Ce peu de mots expliquait assez clairement par quel motif Lydie était restée seule avec Alméric, et livrait Gustave à la honte d’avoir conçu un injuste soupçon. Il se rapprocha de Lydie dans l’intention de réparer sa faute par quelque signe de repentir, mais ce fut inutilement ; la femme la plus indulgente ne pardonne jamais qu’après avoir puni. Gustave, repoussé avec mépris, se persuada qu’en blessant ainsi le cœur de son amie, il l’avait perdu pour toujours ; et le désespoir s’emparant de son âme, il lui dit de manière à n’être entendu que d’elle :

— Puisque vous avez résolu ma perte, c’en est fait, ce soir même, à minuit, à la porte de votre parc qui donne dans la forêt, vous trouverez le dernier adieu d’un homme qui ne vous importunera plus.

À ces mots, il s’éloigne brusquement de Lydie, et la laisse dans un trouble impossible à décrire.

Ces grandes agitations, plus ou moins bien dissimulées, ne troublèrent en rien le babil du reste de la société. Madame de Belrive, enchantée de rencontrer des gens de sa connaissance, les invita avec instances à partager le dîner champêtre qu’elle avait fait préparer dans une salle de verdure où se trouvait autrefois le labyrinthe que madame de Sévigné appelait son galimatias. Lorsque j’y vins pour aider les gens de madame de Belrive à tout disposer pour le repas, mon maître me donna l’ordre de faire mettre ses chevaux dès qu’on se lèverait de table, en prétextant le désir de revenir assez tôt pour passer la soirée avec sa mère.

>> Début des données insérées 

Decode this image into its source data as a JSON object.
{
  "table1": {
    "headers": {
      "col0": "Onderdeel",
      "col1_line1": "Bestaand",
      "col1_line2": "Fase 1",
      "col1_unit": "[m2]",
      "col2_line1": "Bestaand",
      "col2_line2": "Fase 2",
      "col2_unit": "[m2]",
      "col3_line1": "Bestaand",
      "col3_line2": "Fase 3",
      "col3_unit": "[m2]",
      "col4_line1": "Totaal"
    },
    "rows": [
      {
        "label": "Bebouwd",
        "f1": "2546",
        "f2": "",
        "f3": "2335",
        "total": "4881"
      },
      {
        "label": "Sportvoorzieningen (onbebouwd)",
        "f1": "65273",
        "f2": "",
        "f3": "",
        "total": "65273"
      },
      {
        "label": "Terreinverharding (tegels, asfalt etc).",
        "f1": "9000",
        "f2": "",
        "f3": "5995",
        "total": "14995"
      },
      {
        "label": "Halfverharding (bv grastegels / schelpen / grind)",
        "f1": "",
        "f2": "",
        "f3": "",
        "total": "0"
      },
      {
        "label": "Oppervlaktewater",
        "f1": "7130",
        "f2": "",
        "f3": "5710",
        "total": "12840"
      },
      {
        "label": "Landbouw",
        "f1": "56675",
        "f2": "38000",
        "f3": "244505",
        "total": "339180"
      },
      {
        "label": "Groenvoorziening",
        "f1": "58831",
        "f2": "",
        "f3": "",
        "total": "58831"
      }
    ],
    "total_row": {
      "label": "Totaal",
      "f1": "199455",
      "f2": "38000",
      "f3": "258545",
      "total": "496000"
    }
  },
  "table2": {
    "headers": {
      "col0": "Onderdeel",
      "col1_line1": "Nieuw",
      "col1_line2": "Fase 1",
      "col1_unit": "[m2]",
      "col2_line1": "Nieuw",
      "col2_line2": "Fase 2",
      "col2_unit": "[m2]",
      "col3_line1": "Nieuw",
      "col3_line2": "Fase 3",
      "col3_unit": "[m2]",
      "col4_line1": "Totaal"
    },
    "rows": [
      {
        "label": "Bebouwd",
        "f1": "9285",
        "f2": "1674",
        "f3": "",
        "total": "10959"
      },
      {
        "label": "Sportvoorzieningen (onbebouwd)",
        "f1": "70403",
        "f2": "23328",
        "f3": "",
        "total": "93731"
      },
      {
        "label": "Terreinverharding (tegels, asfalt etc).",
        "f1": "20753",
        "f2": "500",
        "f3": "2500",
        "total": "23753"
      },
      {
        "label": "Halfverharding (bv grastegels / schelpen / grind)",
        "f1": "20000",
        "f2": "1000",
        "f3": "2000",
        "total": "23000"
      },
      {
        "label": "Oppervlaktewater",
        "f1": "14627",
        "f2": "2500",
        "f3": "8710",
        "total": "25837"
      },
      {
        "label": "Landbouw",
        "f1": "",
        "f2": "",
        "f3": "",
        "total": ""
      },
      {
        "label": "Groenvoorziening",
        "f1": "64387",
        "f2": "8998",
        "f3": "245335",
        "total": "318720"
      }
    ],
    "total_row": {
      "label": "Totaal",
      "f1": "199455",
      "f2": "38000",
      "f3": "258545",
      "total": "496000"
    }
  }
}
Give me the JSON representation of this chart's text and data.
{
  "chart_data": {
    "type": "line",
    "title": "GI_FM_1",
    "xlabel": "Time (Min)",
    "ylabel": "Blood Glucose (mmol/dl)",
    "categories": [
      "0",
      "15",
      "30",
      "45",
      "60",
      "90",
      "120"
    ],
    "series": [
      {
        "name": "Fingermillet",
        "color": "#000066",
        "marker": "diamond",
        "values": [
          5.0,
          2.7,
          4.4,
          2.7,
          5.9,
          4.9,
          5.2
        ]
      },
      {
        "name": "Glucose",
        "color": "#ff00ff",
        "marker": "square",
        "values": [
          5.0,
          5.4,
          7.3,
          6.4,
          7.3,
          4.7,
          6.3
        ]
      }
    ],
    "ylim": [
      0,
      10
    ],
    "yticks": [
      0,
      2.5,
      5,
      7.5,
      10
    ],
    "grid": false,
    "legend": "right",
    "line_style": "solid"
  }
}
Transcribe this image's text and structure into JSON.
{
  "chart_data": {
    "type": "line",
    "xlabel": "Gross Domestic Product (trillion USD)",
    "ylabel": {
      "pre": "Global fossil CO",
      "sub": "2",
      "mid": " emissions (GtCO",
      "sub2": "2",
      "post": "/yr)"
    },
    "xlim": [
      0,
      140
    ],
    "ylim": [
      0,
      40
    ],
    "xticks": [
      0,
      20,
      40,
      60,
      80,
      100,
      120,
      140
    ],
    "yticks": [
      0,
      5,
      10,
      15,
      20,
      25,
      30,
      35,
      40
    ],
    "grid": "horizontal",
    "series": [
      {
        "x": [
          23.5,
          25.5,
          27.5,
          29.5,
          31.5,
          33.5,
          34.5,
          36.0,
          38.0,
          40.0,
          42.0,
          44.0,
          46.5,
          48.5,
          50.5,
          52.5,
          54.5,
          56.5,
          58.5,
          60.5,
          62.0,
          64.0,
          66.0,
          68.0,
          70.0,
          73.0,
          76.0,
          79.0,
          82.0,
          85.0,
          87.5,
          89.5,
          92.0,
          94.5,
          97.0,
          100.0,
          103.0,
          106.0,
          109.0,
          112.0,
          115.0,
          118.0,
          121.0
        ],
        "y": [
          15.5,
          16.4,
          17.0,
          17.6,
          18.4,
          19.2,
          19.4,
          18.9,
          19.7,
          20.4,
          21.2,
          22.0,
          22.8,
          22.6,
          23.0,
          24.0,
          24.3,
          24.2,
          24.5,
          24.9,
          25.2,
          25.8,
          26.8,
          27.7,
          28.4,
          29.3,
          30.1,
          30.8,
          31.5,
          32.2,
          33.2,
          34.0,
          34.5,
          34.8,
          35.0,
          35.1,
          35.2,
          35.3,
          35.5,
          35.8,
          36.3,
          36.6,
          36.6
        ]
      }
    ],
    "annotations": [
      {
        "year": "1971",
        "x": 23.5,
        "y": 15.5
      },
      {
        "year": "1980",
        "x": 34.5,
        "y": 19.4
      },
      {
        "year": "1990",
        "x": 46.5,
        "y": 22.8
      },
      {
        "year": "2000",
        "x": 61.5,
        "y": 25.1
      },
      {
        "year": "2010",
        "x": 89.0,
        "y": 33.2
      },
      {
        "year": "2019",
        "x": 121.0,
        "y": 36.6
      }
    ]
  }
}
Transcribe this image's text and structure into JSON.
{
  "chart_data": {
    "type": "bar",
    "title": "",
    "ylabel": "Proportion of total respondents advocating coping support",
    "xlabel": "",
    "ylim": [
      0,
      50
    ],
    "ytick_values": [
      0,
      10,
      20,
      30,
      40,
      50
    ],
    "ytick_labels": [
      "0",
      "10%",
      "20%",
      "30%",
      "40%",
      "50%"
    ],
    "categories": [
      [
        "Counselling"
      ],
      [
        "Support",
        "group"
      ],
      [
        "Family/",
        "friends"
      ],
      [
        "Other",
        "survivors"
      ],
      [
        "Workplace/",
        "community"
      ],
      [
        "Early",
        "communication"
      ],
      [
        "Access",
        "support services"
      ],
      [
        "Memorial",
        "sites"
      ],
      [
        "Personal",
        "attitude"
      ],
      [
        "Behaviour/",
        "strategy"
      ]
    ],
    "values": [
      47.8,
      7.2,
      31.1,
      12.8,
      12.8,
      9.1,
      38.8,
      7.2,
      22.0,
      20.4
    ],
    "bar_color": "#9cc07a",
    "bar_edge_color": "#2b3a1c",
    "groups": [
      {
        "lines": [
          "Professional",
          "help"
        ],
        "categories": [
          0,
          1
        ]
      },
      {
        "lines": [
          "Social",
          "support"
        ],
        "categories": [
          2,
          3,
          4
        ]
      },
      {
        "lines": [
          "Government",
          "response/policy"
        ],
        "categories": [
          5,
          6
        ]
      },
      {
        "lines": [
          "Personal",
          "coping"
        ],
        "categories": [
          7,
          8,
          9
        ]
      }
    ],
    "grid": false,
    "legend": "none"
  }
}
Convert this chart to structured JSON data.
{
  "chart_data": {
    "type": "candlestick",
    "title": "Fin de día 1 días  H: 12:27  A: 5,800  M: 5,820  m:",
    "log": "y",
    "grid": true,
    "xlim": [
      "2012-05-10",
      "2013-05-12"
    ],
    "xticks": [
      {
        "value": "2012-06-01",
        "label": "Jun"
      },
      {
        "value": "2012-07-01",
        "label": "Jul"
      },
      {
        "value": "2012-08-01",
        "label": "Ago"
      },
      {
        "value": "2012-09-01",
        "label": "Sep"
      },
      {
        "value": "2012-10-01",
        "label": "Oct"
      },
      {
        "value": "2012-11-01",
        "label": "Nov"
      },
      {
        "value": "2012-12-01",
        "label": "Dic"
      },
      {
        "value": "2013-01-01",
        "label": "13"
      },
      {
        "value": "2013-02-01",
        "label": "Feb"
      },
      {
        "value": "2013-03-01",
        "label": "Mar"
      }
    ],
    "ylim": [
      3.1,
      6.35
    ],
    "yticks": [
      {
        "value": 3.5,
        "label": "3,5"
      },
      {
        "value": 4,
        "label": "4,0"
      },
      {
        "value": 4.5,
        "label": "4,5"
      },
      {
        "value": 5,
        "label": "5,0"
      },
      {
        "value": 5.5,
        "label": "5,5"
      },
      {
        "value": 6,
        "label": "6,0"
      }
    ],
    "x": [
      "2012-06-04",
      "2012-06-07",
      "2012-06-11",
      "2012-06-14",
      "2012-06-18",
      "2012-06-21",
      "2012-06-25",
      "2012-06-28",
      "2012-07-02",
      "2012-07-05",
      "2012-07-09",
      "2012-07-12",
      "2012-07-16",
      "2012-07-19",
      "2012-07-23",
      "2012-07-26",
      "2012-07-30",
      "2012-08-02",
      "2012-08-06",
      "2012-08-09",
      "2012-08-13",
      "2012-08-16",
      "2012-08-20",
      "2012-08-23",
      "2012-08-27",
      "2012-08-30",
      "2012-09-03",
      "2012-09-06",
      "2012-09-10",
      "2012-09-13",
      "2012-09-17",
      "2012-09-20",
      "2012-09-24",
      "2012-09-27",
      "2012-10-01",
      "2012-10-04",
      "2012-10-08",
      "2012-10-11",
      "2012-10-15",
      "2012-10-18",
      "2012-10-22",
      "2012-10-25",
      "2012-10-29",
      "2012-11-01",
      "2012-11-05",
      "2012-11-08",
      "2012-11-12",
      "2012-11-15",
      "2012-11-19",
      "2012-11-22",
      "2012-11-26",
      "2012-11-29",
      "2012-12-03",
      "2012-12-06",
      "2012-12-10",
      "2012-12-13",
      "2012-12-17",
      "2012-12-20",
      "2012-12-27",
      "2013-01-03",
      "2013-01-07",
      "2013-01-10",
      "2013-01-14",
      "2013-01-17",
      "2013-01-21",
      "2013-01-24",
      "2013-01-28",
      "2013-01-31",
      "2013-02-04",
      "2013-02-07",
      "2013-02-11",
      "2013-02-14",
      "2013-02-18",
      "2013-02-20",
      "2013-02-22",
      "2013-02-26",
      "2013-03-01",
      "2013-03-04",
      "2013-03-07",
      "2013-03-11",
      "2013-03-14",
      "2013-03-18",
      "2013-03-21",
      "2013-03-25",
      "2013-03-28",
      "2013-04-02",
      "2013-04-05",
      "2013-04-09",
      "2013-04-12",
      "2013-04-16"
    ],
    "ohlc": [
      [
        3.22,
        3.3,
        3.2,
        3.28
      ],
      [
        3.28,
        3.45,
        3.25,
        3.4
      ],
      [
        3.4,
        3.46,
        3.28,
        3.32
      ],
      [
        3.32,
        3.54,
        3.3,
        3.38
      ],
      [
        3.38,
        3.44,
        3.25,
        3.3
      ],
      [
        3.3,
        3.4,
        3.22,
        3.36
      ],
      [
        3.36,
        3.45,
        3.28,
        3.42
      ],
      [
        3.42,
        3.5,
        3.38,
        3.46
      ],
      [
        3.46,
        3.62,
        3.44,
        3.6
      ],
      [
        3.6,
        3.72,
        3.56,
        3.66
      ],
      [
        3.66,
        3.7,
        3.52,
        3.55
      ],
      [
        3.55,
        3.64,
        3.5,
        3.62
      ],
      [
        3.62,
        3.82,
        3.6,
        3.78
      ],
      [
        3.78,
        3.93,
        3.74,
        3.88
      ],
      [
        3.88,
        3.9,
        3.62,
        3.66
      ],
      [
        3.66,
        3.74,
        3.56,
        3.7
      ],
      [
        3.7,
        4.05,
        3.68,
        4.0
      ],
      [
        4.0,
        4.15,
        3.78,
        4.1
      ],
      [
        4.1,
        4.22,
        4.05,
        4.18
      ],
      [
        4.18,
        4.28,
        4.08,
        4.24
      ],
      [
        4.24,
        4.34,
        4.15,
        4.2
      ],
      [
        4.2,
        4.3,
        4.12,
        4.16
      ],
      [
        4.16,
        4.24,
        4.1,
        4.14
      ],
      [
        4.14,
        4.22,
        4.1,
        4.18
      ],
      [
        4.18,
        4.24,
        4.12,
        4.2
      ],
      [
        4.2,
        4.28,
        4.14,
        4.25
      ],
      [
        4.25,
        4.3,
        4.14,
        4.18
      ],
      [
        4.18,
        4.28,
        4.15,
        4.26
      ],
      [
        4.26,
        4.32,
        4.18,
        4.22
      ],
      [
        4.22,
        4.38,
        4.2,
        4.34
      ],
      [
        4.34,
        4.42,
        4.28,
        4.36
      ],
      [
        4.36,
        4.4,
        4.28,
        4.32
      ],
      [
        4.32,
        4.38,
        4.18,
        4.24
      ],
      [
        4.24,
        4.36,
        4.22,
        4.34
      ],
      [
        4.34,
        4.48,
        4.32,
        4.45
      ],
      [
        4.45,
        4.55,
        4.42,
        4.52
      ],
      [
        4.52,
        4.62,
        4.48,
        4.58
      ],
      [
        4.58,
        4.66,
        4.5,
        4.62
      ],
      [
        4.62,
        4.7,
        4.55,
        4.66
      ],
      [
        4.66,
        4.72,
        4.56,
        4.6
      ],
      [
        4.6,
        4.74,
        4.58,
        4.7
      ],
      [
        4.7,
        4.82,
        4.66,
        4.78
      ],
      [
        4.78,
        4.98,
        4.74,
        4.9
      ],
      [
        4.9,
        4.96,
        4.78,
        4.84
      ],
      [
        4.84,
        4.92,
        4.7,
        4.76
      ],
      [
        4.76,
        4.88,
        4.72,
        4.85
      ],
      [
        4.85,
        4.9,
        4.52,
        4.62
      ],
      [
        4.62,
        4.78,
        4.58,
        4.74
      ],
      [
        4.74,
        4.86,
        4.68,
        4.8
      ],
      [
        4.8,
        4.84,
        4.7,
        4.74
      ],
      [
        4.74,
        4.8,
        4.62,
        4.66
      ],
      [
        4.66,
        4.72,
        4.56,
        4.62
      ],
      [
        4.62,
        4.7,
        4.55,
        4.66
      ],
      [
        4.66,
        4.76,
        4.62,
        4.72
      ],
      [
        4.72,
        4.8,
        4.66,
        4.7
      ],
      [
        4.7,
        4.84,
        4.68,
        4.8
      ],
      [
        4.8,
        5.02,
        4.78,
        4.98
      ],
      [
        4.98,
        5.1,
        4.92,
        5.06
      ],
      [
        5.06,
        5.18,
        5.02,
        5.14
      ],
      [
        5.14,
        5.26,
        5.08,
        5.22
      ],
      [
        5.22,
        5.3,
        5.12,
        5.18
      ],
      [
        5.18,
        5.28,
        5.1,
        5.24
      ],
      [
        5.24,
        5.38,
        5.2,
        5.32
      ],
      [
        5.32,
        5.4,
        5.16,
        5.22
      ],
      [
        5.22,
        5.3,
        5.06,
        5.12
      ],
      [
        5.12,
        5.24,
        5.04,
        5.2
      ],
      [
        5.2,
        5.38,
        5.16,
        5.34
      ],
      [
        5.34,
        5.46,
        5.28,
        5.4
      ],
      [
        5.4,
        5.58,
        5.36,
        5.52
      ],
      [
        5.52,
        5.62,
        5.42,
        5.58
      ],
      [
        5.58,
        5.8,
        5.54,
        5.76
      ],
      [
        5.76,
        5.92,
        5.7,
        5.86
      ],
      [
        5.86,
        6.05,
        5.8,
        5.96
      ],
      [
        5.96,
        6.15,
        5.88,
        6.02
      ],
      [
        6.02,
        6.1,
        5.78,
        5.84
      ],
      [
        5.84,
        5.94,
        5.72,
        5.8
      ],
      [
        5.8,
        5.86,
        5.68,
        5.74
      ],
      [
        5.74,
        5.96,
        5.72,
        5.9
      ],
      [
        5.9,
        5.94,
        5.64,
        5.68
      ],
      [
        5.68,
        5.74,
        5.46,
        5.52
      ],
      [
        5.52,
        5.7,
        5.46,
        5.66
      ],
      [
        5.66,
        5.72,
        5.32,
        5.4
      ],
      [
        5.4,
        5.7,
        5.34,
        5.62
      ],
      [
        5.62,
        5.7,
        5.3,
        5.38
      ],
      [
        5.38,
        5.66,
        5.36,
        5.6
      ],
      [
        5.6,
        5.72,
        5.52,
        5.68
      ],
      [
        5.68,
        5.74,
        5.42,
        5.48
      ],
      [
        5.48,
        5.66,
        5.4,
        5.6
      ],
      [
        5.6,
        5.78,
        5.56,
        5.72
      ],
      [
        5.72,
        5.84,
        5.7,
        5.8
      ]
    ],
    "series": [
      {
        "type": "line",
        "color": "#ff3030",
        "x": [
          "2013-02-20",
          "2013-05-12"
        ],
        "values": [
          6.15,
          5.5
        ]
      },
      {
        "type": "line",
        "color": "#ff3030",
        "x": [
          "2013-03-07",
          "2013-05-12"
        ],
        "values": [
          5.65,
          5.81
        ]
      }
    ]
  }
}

M. de Saumery approuva cet aimable empressement, et dit qu’il regrettait bien que madame de Révanne n’eût pu les accompagner :

— Car, ajouta-t-il, elle est venue si souvent ici recueillir tous les souvenirs du château, qu’elle nous en aurait fait les honneurs à merveille.

— Dites même à s’y tromper d’un siècle, interrompit Alméric, qui manquait rarement l’occasion de dire un mot flatteur sur madame de Révanne.